Echoing Kondowe’s concerns, Rhys Dyer, chief executive of ooba Home Loans, says affordability in the local residential property market remains of crucial concern to homebuyers – and affordability, in this context, is determined by how comfortably a buyer can afford their monthly repayments relative to their gross monthly income.
That said, he notes that debt levels among ooba’s homebuyers have yet to reach unsustainable levels.
“Home loan instalments as a percentage of gross income increased to only 20.3% in Q1 '23, comfortably below the industry benchmark of 30% of gross income.”
Looking back, Dyer says, affordability levels deteriorated significantly during the first two quarters of 2020, coinciding with the onset of the Covid-19 pandemic and the initial hard lockdown measures implemented by the government. The hard lockdown resulted in the closure of various industries, including travel, transportation, hospitality, and events, which negatively impacted the income of many South Africans.
Using the graph below, he explains that affordability continued to deteriorate, reaching a peak in Q1'22 before beginning to gradually improve due to the growth in national average incomes and slow House Price Inflation (HPI).

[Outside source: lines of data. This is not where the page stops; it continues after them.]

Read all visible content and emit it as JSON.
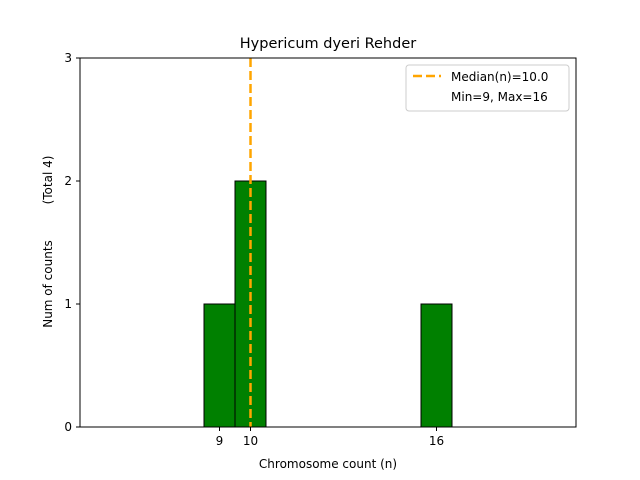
{
  "chart_data": {
    "type": "bar",
    "title": "Hypericum dyeri Rehder",
    "xlabel": "Chromosome count (n)",
    "ylabel": "Num of counts",
    "ylabel_note": "(Total 4)",
    "xlim": [
      4.5,
      20.5
    ],
    "ylim": [
      0,
      3
    ],
    "x_ticks": [
      9,
      10,
      16
    ],
    "y_ticks": [
      0,
      1,
      2,
      3
    ],
    "bar_width": 1,
    "bars": [
      {
        "x": 9,
        "count": 1
      },
      {
        "x": 10,
        "count": 2
      },
      {
        "x": 16,
        "count": 1
      }
    ],
    "baseline": {
      "x_start": 5,
      "x_end": 19.5
    },
    "median": 10.0,
    "legend": {
      "placement": "top-right",
      "entries": [
        "Median(n)=10.0",
        "Min=9, Max=16"
      ]
    },
    "colors": {
      "bar": "#008000",
      "bar_edge": "#000000",
      "median": "#ffa500"
    }
  }
}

“Our latest data illustrates that house prices rose by 17.4% between Q1 ‘19 and Q4 ‘22, while average earnings, as measured by Statistics SA, increased by 22.6% for the same period. This resulted in a net improvement in housing affordability, despite the ongoing market volatility over the four-year period," he adds.
Buyers have, therefore, been taking advantage of the low HPI.
Dyer says the combination of increased income levels and a relatively low growth rate in the price of properties purchased by applicants throughout the country has had a significant impact on the purchasing power of homebuyers, indicating that there is still scope for affordability at current level of interest rates. Sixty percent of ooba Home Loan’s customers granted bonds in the first quarter of 2023 were for homes priced above R1.5 million – compared to just 47% of customers in the first quarter of 2019.
“Whilst this statistic suggests that a significant number of buyers are opting for more expensive properties, we are also seeing a substantial growth in the size of average deposits buyers are putting down. This indicates that buyers are prioritising deposits to off-set the higher cost of financing in the current high-interest-rate cycle.
“While a higher interest rate environment is not without its challenges, the slower growth in property prices coupled with relatively strong consumer affordability and good availability of financing means that there are still plenty of good investment opportunities to be found in South Africa’s residential property market,” he says.
Lightstone’s latest Residential Property Index states that national HPI is 3.16% annually, which is the same as it was last month.
When comparing provinces, the data shows that this inflation remained steady in KwaZulu-Natal and the Western Cape, increased in Limpopo and Mpumalanga, and decreased in the Eastern Cape, Free State, Gauteng, North West and the Northern Cape.